As open synovectomy has

been effective in controlling syn

As open synovectomy has

been effective in controlling synovitis and recurrent bleeding, it requires a large incision, prolonged VX-809 order hospitalization, protocolized rehabilitation, and large amount of factor replacement, and has been associated with a infection rate and reduced range of motion [10,11,12]. Long-term results on joint bleeding control and on overall joint function were satisfactory with these traditional techniques. Arthroscopic synovectomy represents a less invasive approach, with a low complication rate [13], and it has become the preferred alternative to the open technique.
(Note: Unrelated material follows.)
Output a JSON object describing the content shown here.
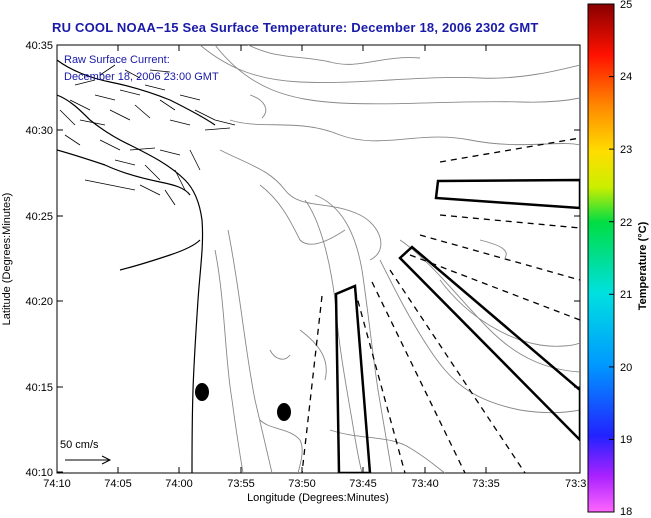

The use of arthroscopic synovectomy in persons with haemophilia was first attempted on knees and reported in 1983 [14,15], producing satisfactory results even after a prolonged follow-up with a significant reduction of joint bleeding recurrence and preservation of joint mobility [16]. This procedure, Selleck Tyrosine Kinase Inhibitor Library mainly performed in children or adolescents, allowed a significant reduction of bleeding rate and pain relief, suggesting that the beneficial effects of this surgery are greater if it is performed before the onset of severe radiological changes [17]. Additional data has been published suggesting that arthroscopic synovectomy is a cost-effective

means of addressing target joint bleeding [18]. Associated musculoskeletal disorders (i.e. flat foot, axial deviation of lower limbs) have to be treated as soon as possible in order to reduce the likelihood of secondary joint disease. Orthopaedic surgeons have to deal with two challenges:

the management of haemophilic paediatric patients coming from countries where factor replacement therapy is not available and patients with inhibitors. Cases of severe arthropathy with severe joint involvement that we commonly encountered many years ago are now seen Pomalidomide supplier only in such patients. Patients with inhibitors have more severe and incapacitating degrees of arthropathy than those without [19], with fixed knee flexion deformity as a common problem. If conservative treatment fails, surgical procedures have to be considered, including supracondylar femoral extension osteotomy, joint distraction, posterior capsulotomy and arthroscopic release. Potential complications of these procedures are fractures, neurovascular lesions, knee instability, and recurrent deformity with continued growth [20]. In patients with an immature skeleton, anterior femoral stapling is a less invasive method to treat fixed knee flexion deformity, is well tolerated, and provides an excellent alternative to osteotomy by allowing gradual correction through growth manipulation [21]. Joint replacement surgery, as last resort, could be performed in such patients when marked joint destruction is present and pain or deformity compromises function. Relief of pain, reduction of the deformity, and dramatic improvement in functional status and quality of life can be achieved in most patients.